Rosendale is the New Williamsburg

2011 August 21
by Ando Arike

Williamsburg is, like, so over, dude!

According to a recent article in the Times, a little town in the Hudson Valley’s Ulster County, two hours north of New York City— i.e., Rosendale — has assumed the distinction of being the fledgling epicenter of hipsterdom in the area. Bedford Avenue beware — apparently this surge in trendiness is part of larger trend. “The Brooklynization of the Hudson Valley,” writes reporter Peter Applebome, is bringing a “steady hipness creep” and “Williamsburgian bars” to sleepy upstate towns like Beacon, Hudson, Kingston, High Falls, and even tiny Accord. But does the region, or the state, or the planet really need more “hipness”? Again, I must quote the classic Oakland R&B band Tower of Power and ask: “What is Hip?”

Every few years, the Times is compelled, it seems, to dispatch a writer northward to the Hudson Valley to report breathlessly on all the hip cosmopolitan folks that are moving upstate. Inevitably, they’re opening artsy new businesses and shops, restoring rustic farmhouses and barns, and hanging out with their cool friends at subtly chic, yet down-home restaurants and coffeehouses—and, needless to say, bringing sophistication to the clumsy rubes in the provinces.

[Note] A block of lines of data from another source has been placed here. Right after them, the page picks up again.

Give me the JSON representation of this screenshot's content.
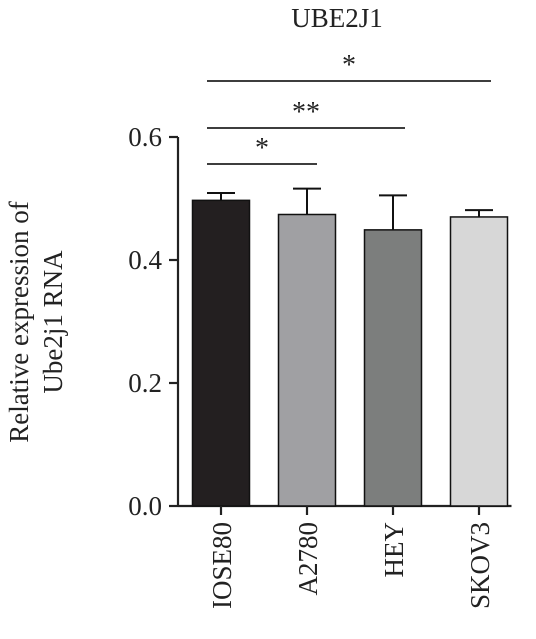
{
  "chart_data": {
    "type": "bar",
    "title": "UBE2J1",
    "ylabel_lines": [
      "Relative expression of",
      "Ube2j1 RNA"
    ],
    "xlabel": "",
    "categories": [
      "IOSE80",
      "A2780",
      "HEY",
      "SKOV3"
    ],
    "values": [
      0.497,
      0.474,
      0.449,
      0.47
    ],
    "errors": [
      0.012,
      0.042,
      0.056,
      0.011
    ],
    "colors": [
      "#231f20",
      "#a0a0a3",
      "#7c7e7d",
      "#d7d7d7"
    ],
    "ylim": [
      0,
      0.6
    ],
    "yticks": [
      0.0,
      0.2,
      0.4,
      0.6
    ],
    "ytick_labels": [
      "0.0",
      "0.2",
      "0.4",
      "0.6"
    ],
    "grid": false,
    "significance": [
      {
        "from": "IOSE80",
        "to": "A2780",
        "label": "*"
      },
      {
        "from": "IOSE80",
        "to": "HEY",
        "label": "**"
      },
      {
        "from": "IOSE80",
        "to": "SKOV3",
        "label": "*"
      }
    ]
  }
}
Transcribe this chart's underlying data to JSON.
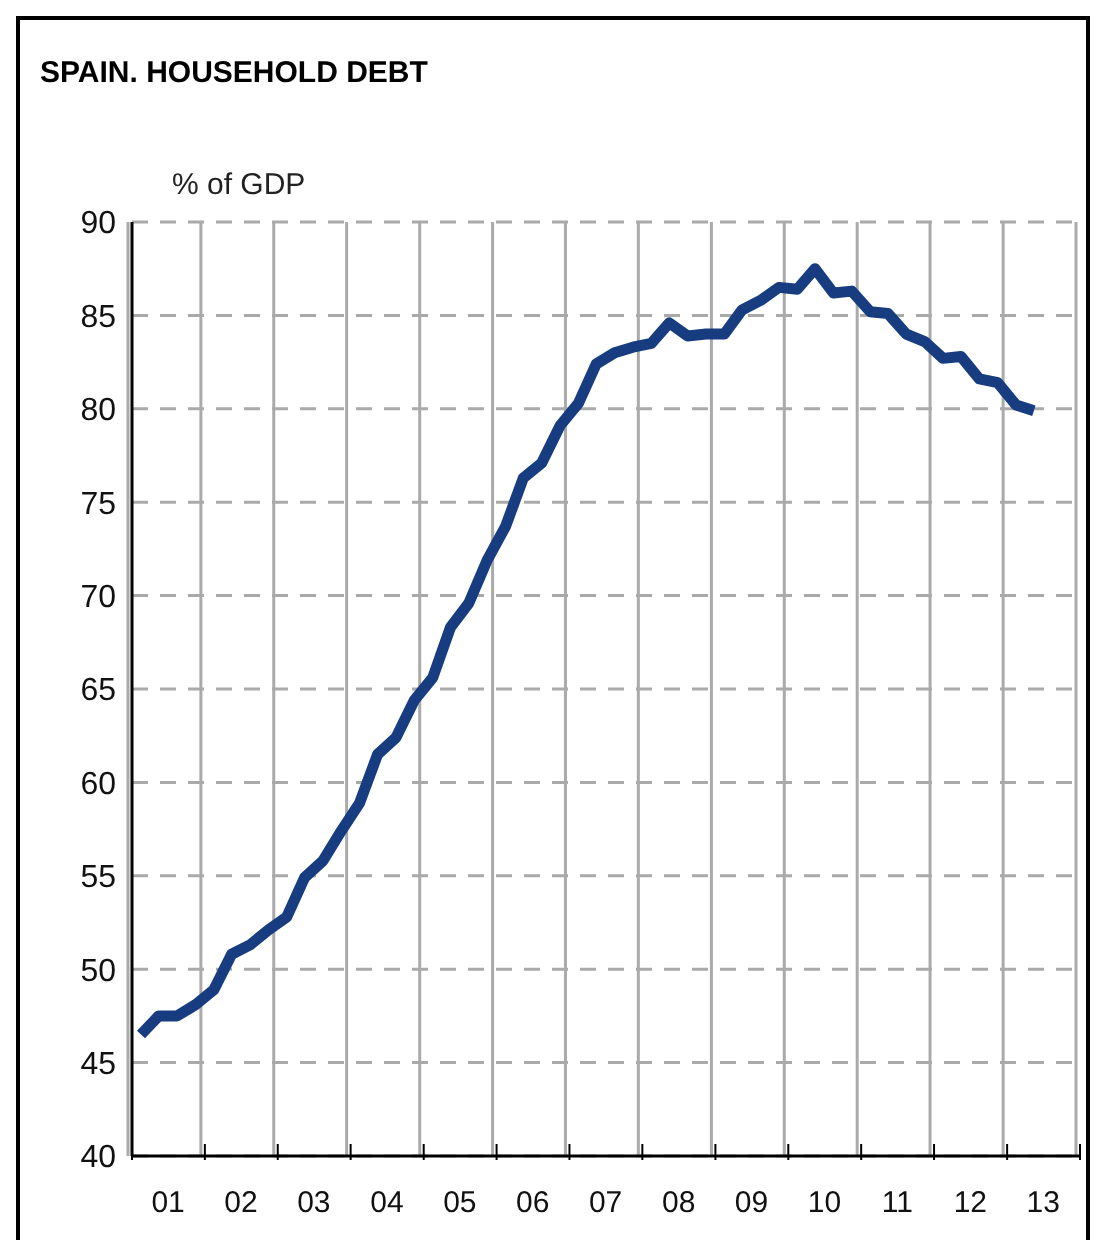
{
  "chart_data": {
    "type": "line",
    "title": "SPAIN. HOUSEHOLD DEBT",
    "ylabel": "% of GDP",
    "x": [
      "2001-02-15",
      "2001-05-15",
      "2001-08-15",
      "2001-11-15",
      "2002-02-15",
      "2002-05-15",
      "2002-08-15",
      "2002-11-15",
      "2003-02-15",
      "2003-05-15",
      "2003-08-15",
      "2003-11-15",
      "2004-02-15",
      "2004-05-15",
      "2004-08-15",
      "2004-11-15",
      "2005-02-15",
      "2005-05-15",
      "2005-08-15",
      "2005-11-15",
      "2006-02-15",
      "2006-05-15",
      "2006-08-15",
      "2006-11-15",
      "2007-02-15",
      "2007-05-15",
      "2007-08-15",
      "2007-11-15",
      "2008-02-15",
      "2008-05-15",
      "2008-08-15",
      "2008-11-15",
      "2009-02-15",
      "2009-05-15",
      "2009-08-15",
      "2009-11-15",
      "2010-02-15",
      "2010-05-15",
      "2010-08-15",
      "2010-11-15",
      "2011-02-15",
      "2011-05-15",
      "2011-08-15",
      "2011-11-15",
      "2012-02-15",
      "2012-05-15",
      "2012-08-15",
      "2012-11-15",
      "2013-02-15",
      "2013-05-15"
    ],
    "series": [
      {
        "color": "#173c7f",
        "values": [
          46.5,
          47.5,
          47.5,
          48.1,
          48.9,
          50.8,
          51.3,
          52.1,
          52.8,
          54.9,
          55.8,
          57.4,
          58.9,
          61.5,
          62.4,
          64.4,
          65.6,
          68.3,
          69.6,
          71.9,
          73.7,
          76.3,
          77.1,
          79.1,
          80.3,
          82.4,
          83.0,
          83.3,
          83.5,
          84.6,
          83.9,
          84.0,
          84.0,
          85.3,
          85.8,
          86.5,
          86.4,
          87.5,
          86.2,
          86.3,
          85.2,
          85.1,
          84.0,
          83.6,
          82.7,
          82.8,
          81.6,
          81.4,
          80.2,
          79.9
        ]
      }
    ],
    "xlim": [
      "2001-01-01",
      "2014-01-01"
    ],
    "xticks": [
      {
        "value": "2001-01-01",
        "label": null
      },
      {
        "value": "2001-07-01",
        "label": "01"
      },
      {
        "value": "2002-01-01",
        "label": null
      },
      {
        "value": "2002-07-01",
        "label": "02"
      },
      {
        "value": "2003-01-01",
        "label": null
      },
      {
        "value": "2003-07-01",
        "label": "03"
      },
      {
        "value": "2004-01-01",
        "label": null
      },
      {
        "value": "2004-07-01",
        "label": "04"
      },
      {
        "value": "2005-01-01",
        "label": null
      },
      {
        "value": "2005-07-01",
        "label": "05"
      },
      {
        "value": "2006-01-01",
        "label": null
      },
      {
        "value": "2006-07-01",
        "label": "06"
      },
      {
        "value": "2007-01-01",
        "label": null
      },
      {
        "value": "2007-07-01",
        "label": "07"
      },
      {
        "value": "2008-01-01",
        "label": null
      },
      {
        "value": "2008-07-01",
        "label": "08"
      },
      {
        "value": "2009-01-01",
        "label": null
      },
      {
        "value": "2009-07-01",
        "label": "09"
      },
      {
        "value": "2010-01-01",
        "label": null
      },
      {
        "value": "2010-07-01",
        "label": "10"
      },
      {
        "value": "2011-01-01",
        "label": null
      },
      {
        "value": "2011-07-01",
        "label": "11"
      },
      {
        "value": "2012-01-01",
        "label": null
      },
      {
        "value": "2012-07-01",
        "label": "12"
      },
      {
        "value": "2013-01-01",
        "label": null
      },
      {
        "value": "2013-07-01",
        "label": "13"
      },
      {
        "value": "2014-01-01",
        "label": null
      }
    ],
    "ylim": [
      40,
      90
    ],
    "yticks": [
      40,
      45,
      50,
      55,
      60,
      65,
      70,
      75,
      80,
      85,
      90
    ],
    "grid": true,
    "marker": "none",
    "line_style": "solid"
  }
}
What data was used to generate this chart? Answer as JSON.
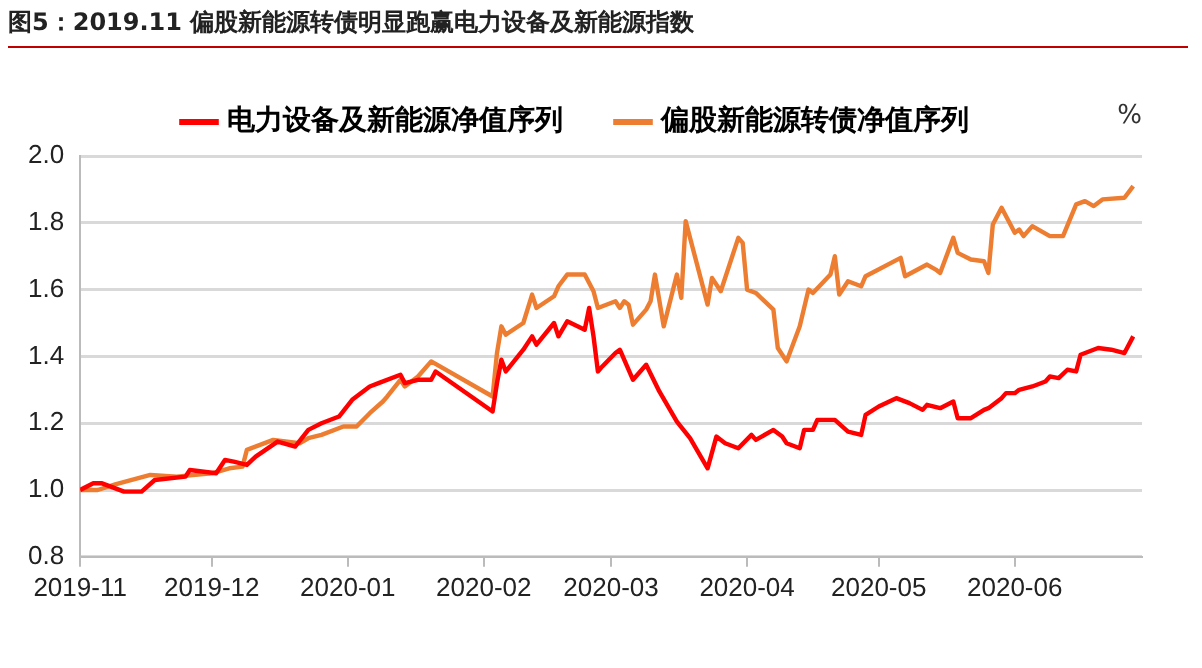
{
  "chart_data": {
    "type": "line",
    "title": "图5：2019.11 偏股新能源转债明显跑赢电力设备及新能源指数",
    "ylabel": "%",
    "xlim": [
      "2019-11-01",
      "2020-06-30"
    ],
    "xticks": [
      "2019-11",
      "2019-12",
      "2020-01",
      "2020-02",
      "2020-03",
      "2020-04",
      "2020-05",
      "2020-06"
    ],
    "ylim": [
      0.8,
      2.0
    ],
    "yticks": [
      0.8,
      {
        "value": 1,
        "label": "1.0"
      },
      1.2,
      1.4,
      1.6,
      1.8,
      {
        "value": 2,
        "label": "2.0"
      }
    ],
    "grid": "y",
    "legend": "top",
    "marker": "none",
    "line_style": "solid",
    "series": [
      {
        "name": "电力设备及新能源净值序列",
        "color": "#ff0000",
        "x": [
          "2019-11-01",
          "2019-11-04",
          "2019-11-06",
          "2019-11-11",
          "2019-11-15",
          "2019-11-18",
          "2019-11-25",
          "2019-11-26",
          "2019-12-02",
          "2019-12-04",
          "2019-12-06",
          "2019-12-09",
          "2019-12-11",
          "2019-12-16",
          "2019-12-20",
          "2019-12-23",
          "2019-12-26",
          "2019-12-30",
          "2020-01-02",
          "2020-01-06",
          "2020-01-08",
          "2020-01-13",
          "2020-01-14",
          "2020-01-17",
          "2020-01-20",
          "2020-01-21",
          "2020-02-03",
          "2020-02-04",
          "2020-02-05",
          "2020-02-06",
          "2020-02-10",
          "2020-02-12",
          "2020-02-13",
          "2020-02-17",
          "2020-02-18",
          "2020-02-20",
          "2020-02-24",
          "2020-02-25",
          "2020-02-26",
          "2020-02-27",
          "2020-02-28",
          "2020-03-02",
          "2020-03-03",
          "2020-03-06",
          "2020-03-09",
          "2020-03-12",
          "2020-03-16",
          "2020-03-19",
          "2020-03-23",
          "2020-03-25",
          "2020-03-27",
          "2020-03-30",
          "2020-04-02",
          "2020-04-03",
          "2020-04-07",
          "2020-04-09",
          "2020-04-10",
          "2020-04-13",
          "2020-04-14",
          "2020-04-16",
          "2020-04-17",
          "2020-04-21",
          "2020-04-24",
          "2020-04-27",
          "2020-04-28",
          "2020-05-01",
          "2020-05-05",
          "2020-05-08",
          "2020-05-11",
          "2020-05-12",
          "2020-05-15",
          "2020-05-18",
          "2020-05-19",
          "2020-05-22",
          "2020-05-25",
          "2020-05-26",
          "2020-05-29",
          "2020-05-30",
          "2020-06-01",
          "2020-06-02",
          "2020-06-05",
          "2020-06-08",
          "2020-06-09",
          "2020-06-11",
          "2020-06-13",
          "2020-06-15",
          "2020-06-16",
          "2020-06-20",
          "2020-06-23",
          "2020-06-26",
          "2020-06-28"
        ],
        "values": [
          1.0,
          1.02,
          1.02,
          0.995,
          0.995,
          1.03,
          1.04,
          1.06,
          1.05,
          1.09,
          1.085,
          1.075,
          1.1,
          1.145,
          1.13,
          1.18,
          1.2,
          1.22,
          1.27,
          1.31,
          1.32,
          1.345,
          1.32,
          1.33,
          1.33,
          1.355,
          1.235,
          1.32,
          1.39,
          1.355,
          1.42,
          1.46,
          1.435,
          1.5,
          1.46,
          1.505,
          1.48,
          1.545,
          1.46,
          1.355,
          1.37,
          1.41,
          1.42,
          1.33,
          1.375,
          1.295,
          1.205,
          1.155,
          1.065,
          1.16,
          1.14,
          1.125,
          1.165,
          1.15,
          1.18,
          1.16,
          1.14,
          1.125,
          1.18,
          1.18,
          1.21,
          1.21,
          1.175,
          1.165,
          1.225,
          1.25,
          1.275,
          1.26,
          1.24,
          1.255,
          1.245,
          1.265,
          1.215,
          1.215,
          1.24,
          1.245,
          1.275,
          1.29,
          1.29,
          1.3,
          1.31,
          1.325,
          1.34,
          1.335,
          1.36,
          1.355,
          1.405,
          1.425,
          1.42,
          1.41,
          1.46
        ]
      },
      {
        "name": "偏股新能源转债净值序列",
        "color": "#ed7d31",
        "x": [
          "2019-11-01",
          "2019-11-05",
          "2019-11-09",
          "2019-11-17",
          "2019-11-23",
          "2019-12-01",
          "2019-12-05",
          "2019-12-08",
          "2019-12-09",
          "2019-12-12",
          "2019-12-15",
          "2019-12-21",
          "2019-12-23",
          "2019-12-26",
          "2019-12-31",
          "2020-01-03",
          "2020-01-06",
          "2020-01-09",
          "2020-01-10",
          "2020-01-13",
          "2020-01-14",
          "2020-01-17",
          "2020-01-20",
          "2020-02-03",
          "2020-02-04",
          "2020-02-05",
          "2020-02-06",
          "2020-02-10",
          "2020-02-12",
          "2020-02-13",
          "2020-02-17",
          "2020-02-18",
          "2020-02-20",
          "2020-02-24",
          "2020-02-26",
          "2020-02-27",
          "2020-03-02",
          "2020-03-03",
          "2020-03-04",
          "2020-03-05",
          "2020-03-06",
          "2020-03-09",
          "2020-03-10",
          "2020-03-11",
          "2020-03-13",
          "2020-03-16",
          "2020-03-17",
          "2020-03-18",
          "2020-03-23",
          "2020-03-24",
          "2020-03-26",
          "2020-03-30",
          "2020-03-31",
          "2020-04-01",
          "2020-04-03",
          "2020-04-07",
          "2020-04-08",
          "2020-04-10",
          "2020-04-13",
          "2020-04-15",
          "2020-04-16",
          "2020-04-20",
          "2020-04-21",
          "2020-04-22",
          "2020-04-24",
          "2020-04-27",
          "2020-04-28",
          "2020-05-06",
          "2020-05-07",
          "2020-05-12",
          "2020-05-14",
          "2020-05-15",
          "2020-05-18",
          "2020-05-19",
          "2020-05-22",
          "2020-05-25",
          "2020-05-26",
          "2020-05-27",
          "2020-05-29",
          "2020-06-01",
          "2020-06-02",
          "2020-06-03",
          "2020-06-05",
          "2020-06-09",
          "2020-06-12",
          "2020-06-15",
          "2020-06-17",
          "2020-06-19",
          "2020-06-21",
          "2020-06-26",
          "2020-06-28"
        ],
        "values": [
          1.0,
          1.0,
          1.017,
          1.045,
          1.04,
          1.05,
          1.065,
          1.07,
          1.12,
          1.135,
          1.15,
          1.14,
          1.155,
          1.165,
          1.19,
          1.19,
          1.23,
          1.265,
          1.28,
          1.33,
          1.31,
          1.34,
          1.385,
          1.28,
          1.41,
          1.49,
          1.465,
          1.5,
          1.585,
          1.545,
          1.58,
          1.61,
          1.645,
          1.645,
          1.595,
          1.545,
          1.565,
          1.545,
          1.565,
          1.555,
          1.495,
          1.54,
          1.565,
          1.645,
          1.49,
          1.645,
          1.575,
          1.805,
          1.555,
          1.635,
          1.595,
          1.755,
          1.74,
          1.6,
          1.59,
          1.54,
          1.425,
          1.385,
          1.49,
          1.6,
          1.59,
          1.645,
          1.7,
          1.585,
          1.625,
          1.61,
          1.64,
          1.695,
          1.64,
          1.675,
          1.66,
          1.65,
          1.755,
          1.71,
          1.69,
          1.685,
          1.65,
          1.795,
          1.845,
          1.77,
          1.78,
          1.76,
          1.79,
          1.76,
          1.76,
          1.855,
          1.865,
          1.85,
          1.87,
          1.875,
          1.91
        ]
      }
    ]
  }
}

Of course, as with so much of the Times’ local reportage, the subtext here is real estate: scouting out new territory for gentrification, which these days often amounts to “hipsterization”— hipsters being the avant-garde of 21st century yuppies.  Like the artists who made Soho safe for bankers and lawyers, it’s now hipsters who provide the cultural cachet needed to bring unexploited real estate under the plow.  Barely hidden behind all this is a sort of home-grown colonialism that views everything through the lens of its profit-value for the local rentier class and its wannabes.

For instance, Applebome quotes “Sari Botton, a freelance writer in Rosendale” on the relative merits of various towns in the region:

“THERE is a parlor game people sometimes play, comparing Hudson Valley towns with New York neighborhoods, “ she says. “For instance, Rhinebeck might be the Upper East Side, Woodstock the West Village, New Paltz the Upper West Side, Beacon the East Village, Rosendale and High Falls different parts of Williamsburg. Tivoli could be compared to Greenpoint, Hudson to Chelsea, Catskill to Bushwick, Kingston to a mix of Fort Greene and Carroll Gardens.”

Do the math. Next time a New York Times reporter comes around your neighborhood asking questions about “what is hip,” think of what happened to the Indians when Christopher Columbus (or, for that matter, Henry Hudson) started snooping around the New World. It wasn’t good.

One Response leave one →
  1. 2011 September 7
    Carl Watson permalink

    Thank god the NoBro chic has not spread its patina to every village and hamlet on 28. To the chagrin of our town council, hipsters driving between America’s coolest small town of Phoenecia and the newly arrived Margaretville or Andes, hold their noses and turn away as they pass Fleischmanns. As one enlightened NYer said, “That town has the stink of the Jew on it.” Another liberal NYer of my acquaintance said, “There’s Mexicans living there.” Indeed there are some things that can’t be pastuerized for consumption by Brooklyn’s expanding appetites. For the time being I feel safe, but I’m getting a shotgun anyway. And stay out of my backyard you tolerant, diversity loving motherfuckers.

    ps. these towns I speak of no longer exist, they were washed away by the cleansing flood of God’s justice.